2. Smoking in cars with kids is a bad practice, and the legislature wants to make sure it doesn’t happen anymore.
A proposal this week by Representative Rolanda Hollis (D-Birmingham) would ban smoking in a vehicle with anyone under the age of 19. Now, don’t get me wrong—I think it’s cruel to smoke in a vehicle with a child. But I think we need to really think about whether or not this is the type of thing the state needs to be legislating. There are arguments and precedent to be considered on both sides of this issue, but this ought to be thought about very carefully before we decide whether or not this is the kind of law we should ask our lawmakers to support.
3. My spirits have been Lyft-ed and I’m Uber excited about one bill in particular.
Honestly, you should have known it wouldn’t take me long to include a cheesy joke. Last week, Governor Ivey, Senator Bobby Singleton (D-Greensboro), and Representative David Faulkner (R-Mountain Brook) announced a bill that will set statewide regulations for ride sharing. That means that ride sharing services—like Uber and Lyft—will be available to all Alabamians. Regarding the bill, Governor Ivey said, “To embrace the future, Alabama must accommodate modern transportation demands. The ability to request an on-demand ride is no longer considered a perk of being in a big city, it is an expectation no matter where one lives or works.” On Thursday, the bill received a favorable report from the Senate Tourism and Marketing Committee. If you’re interested in this issue, click here to check out the website for the Ride for Alabama campaign.
4. Elections, they [might be] a changin’.
On Tuesday, Representative Mike Ball (R-Madison) introduced a bill that would change the primary election procedure in Alabama. His proposal is that all candidates in a primary election, regardless of the party affiliation, are put on the same ballot. The top two finishers in that election go on to the general election. His hope is that this will increase voter turnout. The Montgomery Advertiser reports: “As filed, the bill applies to all elections save presidential primaries, though Ball said he wanted the legislation to apply only to special elections, citing the long lag time between vacancies and the choice of successors. Two House seats in north Alabama are empty. Montgomery will likely have one vacant Senate seat for the entire regular legislative session this year. The general election for the seat will not take place until May.”

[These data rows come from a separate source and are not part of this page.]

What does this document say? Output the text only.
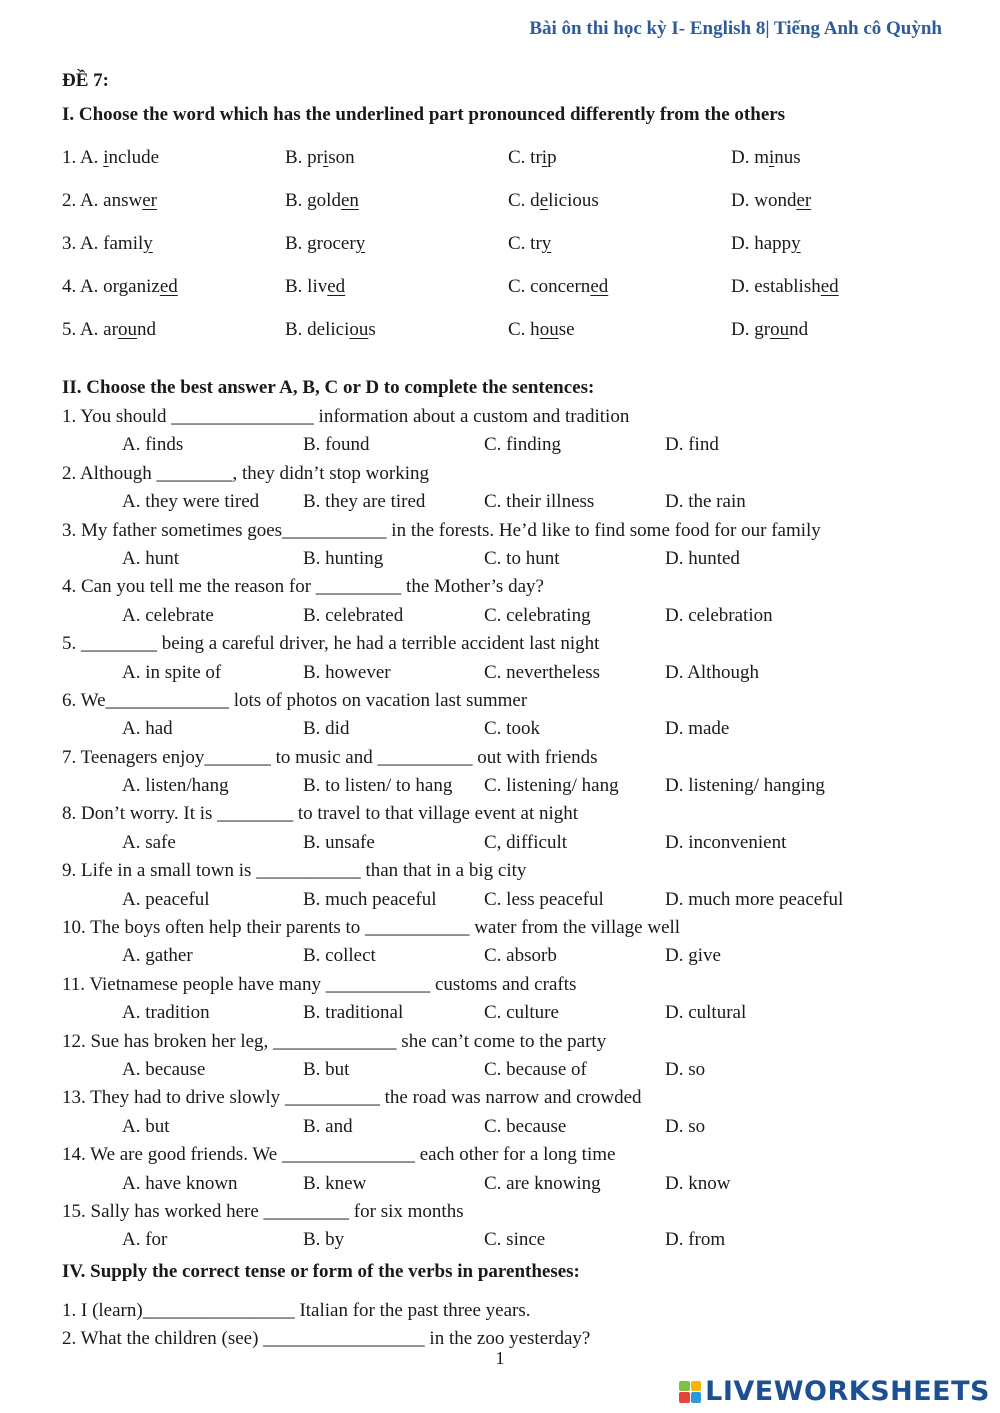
Bài ôn thi học kỳ I- English 8| Tiếng Anh cô Quỳnh
ĐỀ 7:
I. Choose the word which has the underlined part pronounced differently from the others
1. A. include	B. prison	C. trip	D. minus
2. A. answer	B. golden	C. delicious	D. wonder
3. A. family	B. grocery	C. try	D. happy
4. A. organized	B. lived	C. concerned	D. established
5. A. around	B. delicious	C. house	D. ground
II. Choose the best answer A, B, C or D to complete the sentences:
1. You should _______________ information about a custom and tradition
A. finds	B. found	C. finding	D. find
2. Although ________, they didn’t stop working
A. they were tired	B. they are tired	C. their illness	D. the rain
3. My father sometimes goes___________ in the forests. He’d like to find some food for our family
A. hunt	B. hunting	C. to hunt	D. hunted
4. Can you tell me the reason for _________ the Mother’s day?
A. celebrate	B. celebrated	C. celebrating	D. celebration
5. ________ being a careful driver, he had a terrible accident last night
A. in spite of	B. however	C. nevertheless	D. Although
6. We_____________ lots of photos on vacation last summer
A. had	B. did	C. took	D. made
7. Teenagers enjoy_______ to music and __________ out with friends
A. listen/hang	B. to listen/ to hang	C. listening/ hang	D. listening/ hanging
8. Don’t worry. It is ________ to travel to that village event at night
A. safe	B. unsafe	C, difficult	D. inconvenient
9. Life in a small town is ___________ than that in a big city
A. peaceful	B. much peaceful	C. less peaceful	D. much more peaceful
10. The boys often help their parents to ___________ water from the village well
A. gather	B. collect	C. absorb	D. give
11. Vietnamese people have many ___________ customs and crafts
A. tradition	B. traditional	C. culture	D. cultural
12. Sue has broken her leg, _____________ she can’t come to the party
A. because	B. but	C. because of	D. so
13. They had to drive slowly __________ the road was narrow and crowded
A. but	B. and	C. because	D. so
14. We are good friends. We ______________ each other for a long time
A. have known	B. knew	C. are knowing	D. know
15. Sally has worked here _________ for six months
A. for	B. by	C. since	D. from
IV. Supply the correct tense or form of the verbs in parentheses:
1. I (learn)________________ Italian for the past three years.
2. What the children (see) _________________ in the zoo yesterday?
1
LIVEWORKSHEETS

Other things that you might want to know about:
—A bill that would regulate all child care facilities, including religious facilities, was introduced by Representative Pebblin Warren (D-Tuskeegee) on the first day of the session. If you remember from last year, a bill similar to this one was very contentious. It passed the House and died in the Senate last year.
—Representative Chris Pringle (R-Mobile) introduced a bill that raises the age for buying tobacco products in Alabama from 19 to 21.
—A bill from Senator Greg Albritton (R-Range) passed by the senate this week would eliminate state marriage licenses. Similar proposals have come up in the past.